Migrants across Niger border

Algerian security forces have arrested thousands of migrants and refugees, cramming them onto trucks and buses before expelling them across the border to Niger, Human Rights Watch said.

“Since early September, Algeria has expelled over 3,400 migrants of at least 20 nationalities to Niger, including 430 children and 240 women,” the rights watchdog said on Friday.

“This brings the number of people summarily expelled to Niger this year to over 16,000 – a little over half of them to Niger.”

Landlocked Niger is on a key cross-Saharan route for African migrants trying to reach the Mediterranean and then cross to Europe.

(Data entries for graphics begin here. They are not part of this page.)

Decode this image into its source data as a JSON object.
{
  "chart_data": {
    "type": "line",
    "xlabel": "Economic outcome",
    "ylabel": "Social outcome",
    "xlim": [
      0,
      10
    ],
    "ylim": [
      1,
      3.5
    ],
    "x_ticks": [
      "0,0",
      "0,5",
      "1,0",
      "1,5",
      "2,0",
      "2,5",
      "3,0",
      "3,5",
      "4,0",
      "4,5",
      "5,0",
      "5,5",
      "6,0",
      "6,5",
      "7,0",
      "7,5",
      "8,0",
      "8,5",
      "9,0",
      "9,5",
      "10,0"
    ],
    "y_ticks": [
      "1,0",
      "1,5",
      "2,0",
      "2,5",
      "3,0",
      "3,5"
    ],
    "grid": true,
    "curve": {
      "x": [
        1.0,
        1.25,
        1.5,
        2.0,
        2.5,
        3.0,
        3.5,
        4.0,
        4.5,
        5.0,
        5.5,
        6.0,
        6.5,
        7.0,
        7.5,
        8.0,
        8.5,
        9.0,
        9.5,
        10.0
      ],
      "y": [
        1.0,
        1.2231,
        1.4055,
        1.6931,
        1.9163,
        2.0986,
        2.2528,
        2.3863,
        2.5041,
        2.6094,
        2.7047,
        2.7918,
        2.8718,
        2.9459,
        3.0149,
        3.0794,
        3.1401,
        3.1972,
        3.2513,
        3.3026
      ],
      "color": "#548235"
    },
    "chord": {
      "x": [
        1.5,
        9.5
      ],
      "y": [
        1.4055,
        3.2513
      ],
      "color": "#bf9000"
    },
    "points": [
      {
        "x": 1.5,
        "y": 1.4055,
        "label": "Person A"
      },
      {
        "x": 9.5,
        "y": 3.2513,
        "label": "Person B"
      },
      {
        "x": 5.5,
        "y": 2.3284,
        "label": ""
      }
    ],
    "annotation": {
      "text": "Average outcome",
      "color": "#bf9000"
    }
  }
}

“Algeria is entitled to protect its borders, but not to arbitrarily detain and collectively expel migrants, including children and asylum seekers, without a trace of due process,” said Lauren Seibert, refugee and migrant rights researcher at Human Rights Watch.

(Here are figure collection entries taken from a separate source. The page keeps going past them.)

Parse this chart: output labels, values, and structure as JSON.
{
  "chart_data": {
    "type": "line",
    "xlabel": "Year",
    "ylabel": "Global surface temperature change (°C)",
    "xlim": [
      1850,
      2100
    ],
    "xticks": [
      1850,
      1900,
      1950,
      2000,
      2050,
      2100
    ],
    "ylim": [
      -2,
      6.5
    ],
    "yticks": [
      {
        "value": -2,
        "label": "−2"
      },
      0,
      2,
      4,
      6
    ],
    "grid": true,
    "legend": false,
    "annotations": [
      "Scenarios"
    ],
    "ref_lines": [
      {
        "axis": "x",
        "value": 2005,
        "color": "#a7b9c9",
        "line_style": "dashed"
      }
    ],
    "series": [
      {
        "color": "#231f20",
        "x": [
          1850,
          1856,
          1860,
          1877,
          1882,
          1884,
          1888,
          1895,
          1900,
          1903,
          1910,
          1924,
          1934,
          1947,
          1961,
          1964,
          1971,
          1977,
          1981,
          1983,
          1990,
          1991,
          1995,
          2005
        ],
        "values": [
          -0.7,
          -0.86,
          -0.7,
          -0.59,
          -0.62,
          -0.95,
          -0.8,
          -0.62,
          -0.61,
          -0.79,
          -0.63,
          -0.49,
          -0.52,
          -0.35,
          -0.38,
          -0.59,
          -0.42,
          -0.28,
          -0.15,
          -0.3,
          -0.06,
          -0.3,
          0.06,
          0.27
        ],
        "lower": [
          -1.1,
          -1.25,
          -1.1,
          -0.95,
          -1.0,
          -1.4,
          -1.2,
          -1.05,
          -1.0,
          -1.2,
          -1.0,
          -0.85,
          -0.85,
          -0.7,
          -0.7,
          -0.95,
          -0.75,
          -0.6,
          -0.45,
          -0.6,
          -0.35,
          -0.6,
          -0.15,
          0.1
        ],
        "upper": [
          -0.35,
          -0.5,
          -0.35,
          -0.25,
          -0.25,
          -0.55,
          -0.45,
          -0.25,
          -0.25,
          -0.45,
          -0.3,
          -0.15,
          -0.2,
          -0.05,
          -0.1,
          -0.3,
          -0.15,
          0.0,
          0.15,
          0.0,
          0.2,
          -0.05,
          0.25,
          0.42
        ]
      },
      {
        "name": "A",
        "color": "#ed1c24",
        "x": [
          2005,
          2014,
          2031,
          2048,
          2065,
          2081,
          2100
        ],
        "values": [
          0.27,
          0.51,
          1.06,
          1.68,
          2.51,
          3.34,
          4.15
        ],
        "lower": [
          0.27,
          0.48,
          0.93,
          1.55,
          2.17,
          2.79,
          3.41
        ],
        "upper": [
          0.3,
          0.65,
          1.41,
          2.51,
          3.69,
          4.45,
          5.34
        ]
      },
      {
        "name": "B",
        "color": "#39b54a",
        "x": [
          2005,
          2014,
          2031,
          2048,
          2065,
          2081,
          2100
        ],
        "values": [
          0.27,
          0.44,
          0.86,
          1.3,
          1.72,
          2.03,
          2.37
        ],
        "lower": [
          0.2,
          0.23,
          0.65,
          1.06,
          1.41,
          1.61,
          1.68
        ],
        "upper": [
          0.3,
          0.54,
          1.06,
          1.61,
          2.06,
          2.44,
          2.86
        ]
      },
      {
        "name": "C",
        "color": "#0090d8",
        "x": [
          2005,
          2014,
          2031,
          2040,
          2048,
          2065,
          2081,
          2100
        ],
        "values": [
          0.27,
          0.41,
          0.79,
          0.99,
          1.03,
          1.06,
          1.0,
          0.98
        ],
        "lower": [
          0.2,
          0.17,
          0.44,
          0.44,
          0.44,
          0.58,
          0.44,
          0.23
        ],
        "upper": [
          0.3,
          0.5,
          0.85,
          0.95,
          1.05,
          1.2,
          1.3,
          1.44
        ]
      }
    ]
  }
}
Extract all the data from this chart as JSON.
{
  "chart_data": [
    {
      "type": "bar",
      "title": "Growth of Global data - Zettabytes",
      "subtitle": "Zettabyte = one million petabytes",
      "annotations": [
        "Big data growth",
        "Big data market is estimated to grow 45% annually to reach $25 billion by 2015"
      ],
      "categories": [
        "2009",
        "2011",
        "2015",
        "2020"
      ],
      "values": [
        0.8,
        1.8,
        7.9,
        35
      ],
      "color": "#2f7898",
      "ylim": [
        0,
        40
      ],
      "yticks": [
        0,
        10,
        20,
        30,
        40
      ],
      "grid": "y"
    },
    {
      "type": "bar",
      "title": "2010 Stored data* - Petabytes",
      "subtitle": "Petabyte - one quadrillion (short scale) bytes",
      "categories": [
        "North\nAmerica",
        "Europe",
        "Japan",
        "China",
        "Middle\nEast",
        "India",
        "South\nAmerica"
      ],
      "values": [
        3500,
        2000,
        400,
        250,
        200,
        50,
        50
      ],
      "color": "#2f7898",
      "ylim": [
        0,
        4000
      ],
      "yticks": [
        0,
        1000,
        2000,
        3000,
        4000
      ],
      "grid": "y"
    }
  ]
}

“Before moving to deport anyone, authorities should verify their immigration or asylum status individually and ensure individual court reviews.”

Some of the deportees interviewed by the rights watchdog said they had been abandoned at border crossings and told “the way to Niger”. Others said they were stripped of all their belongings before being told to leave.

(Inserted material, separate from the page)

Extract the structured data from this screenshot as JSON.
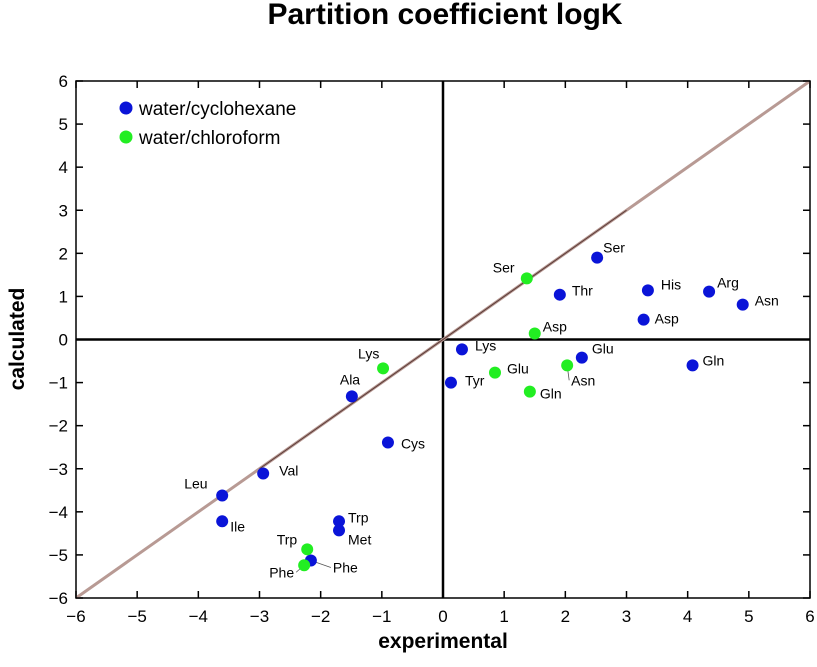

“I had no shoes, I walked barefoot. It took us five or six hours,” said Tamara from the Ivory Coast.

“They told us, ‘you came to Algeria with nothing, and you will leave with nothing’,” the 28-year-old said.

Algeria has carried out waves of deportations in recent years, including an estimated 25,000 to Niger in 2018, and another 25,000 in 2019, HRW added.

There was no immediate response from the government in Algiers.